Step-by-step explanation:
To determine the greatest possible error of the measuring tape mentioned, we must look at the data provided: a maximum deviation of 0.50 cm over 20 meters (2000 cm). This means the greatest possible error for a measurement of 6 cm would proportionally be (0.50 cm / 2000 cm) × 6 cm. However, since the error is described over a larger distance (20 m), using this maximum over smaller distances like 6 cm isn't practical in real-world scenarios. Typically, the device's precision or the smallest division on the measuring tool determines the greatest possible error for small distances.

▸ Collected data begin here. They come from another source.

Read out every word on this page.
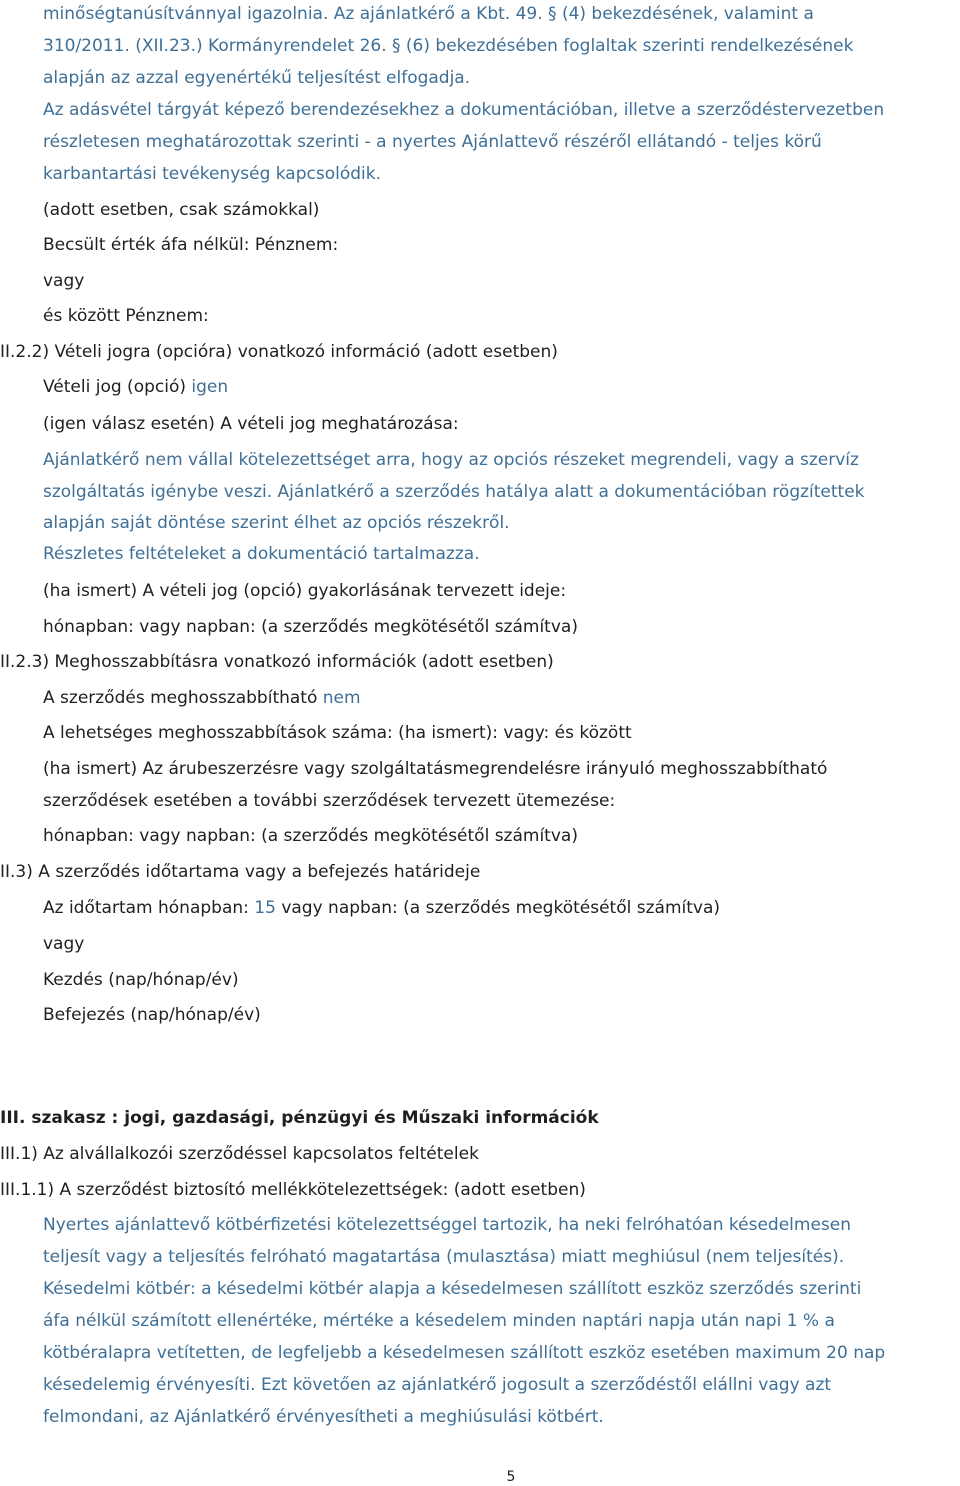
minőségtanúsítvánnyal igazolnia. Az ajánlatkérő a Kbt. 49. § (4) bekezdésének, valamint a
310/2011. (XII.23.) Kormányrendelet 26. § (6) bekezdésében foglaltak szerinti rendelkezésének
alapján az azzal egyenértékű teljesítést elfogadja.
Az adásvétel tárgyát képező berendezésekhez a dokumentációban, illetve a szerződéstervezetben
részletesen meghatározottak szerinti - a nyertes Ajánlattevő részéről ellátandó - teljes körű
karbantartási tevékenység kapcsolódik.
(adott esetben, csak számokkal)
Becsült érték áfa nélkül: Pénznem:
vagy
és között Pénznem:
II.2.2) Vételi jogra (opcióra) vonatkozó információ (adott esetben)
Vételi jog (opció) igen
(igen válasz esetén) A vételi jog meghatározása:
Ajánlatkérő nem vállal kötelezettséget arra, hogy az opciós részeket megrendeli, vagy a szervíz
szolgáltatás igénybe veszi. Ajánlatkérő a szerződés hatálya alatt a dokumentációban rögzítettek
alapján saját döntése szerint élhet az opciós részekről.
Részletes feltételeket a dokumentáció tartalmazza.
(ha ismert) A vételi jog (opció) gyakorlásának tervezett ideje:
hónapban: vagy napban: (a szerződés megkötésétől számítva)
II.2.3) Meghosszabbításra vonatkozó információk (adott esetben)
A szerződés meghosszabbítható nem
A lehetséges meghosszabbítások száma: (ha ismert): vagy: és között
(ha ismert) Az árubeszerzésre vagy szolgáltatásmegrendelésre irányuló meghosszabbítható
szerződések esetében a további szerződések tervezett ütemezése:
hónapban: vagy napban: (a szerződés megkötésétől számítva)
II.3) A szerződés időtartama vagy a befejezés határideje
Az időtartam hónapban: 15 vagy napban: (a szerződés megkötésétől számítva)
vagy
Kezdés (nap/hónap/év)
Befejezés (nap/hónap/év)
III. szakasz : jogi, gazdasági, pénzügyi és Műszaki információk
III.1) Az alvállalkozói szerződéssel kapcsolatos feltételek
III.1.1) A szerződést biztosító mellékkötelezettségek: (adott esetben)
Nyertes ajánlattevő kötbérfizetési kötelezettséggel tartozik, ha neki felróhatóan késedelmesen
teljesít vagy a teljesítés felróható magatartása (mulasztása) miatt meghiúsul (nem teljesítés).
Késedelmi kötbér: a késedelmi kötbér alapja a késedelmesen szállított eszköz szerződés szerinti
áfa nélkül számított ellenértéke, mértéke a késedelem minden naptári napja után napi 1 % a
kötbéralapra vetítetten, de legfeljebb a késedelmesen szállított eszköz esetében maximum 20 nap
késedelemig érvényesíti. Ezt követően az ajánlatkérő jogosult a szerződéstől elállni vagy azt
felmondani, az Ajánlatkérő érvényesítheti a meghiúsulási kötbért.
5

To calculate the percent uncertainty of the measuring tape over the full 20 meters, we use the formula: Percent Uncertainty = (Greatest Possible Error / Measurement) × 100%, which yields (0.50 cm / 2000 cm) × 100% = 0.025%. Similarly, the percent error would require a comparison to a known or accepted value, which isn't provided in this context. When an accepted value is known, the percent error is calculated using the formula: Percent Error = |(Experimental Value - Accepted Value) / Accepted Value| × 100%. For the example given where the result is rounded to two significant figures (4.1 cm²), if an accepted value were provided, the percent error could then be calculated.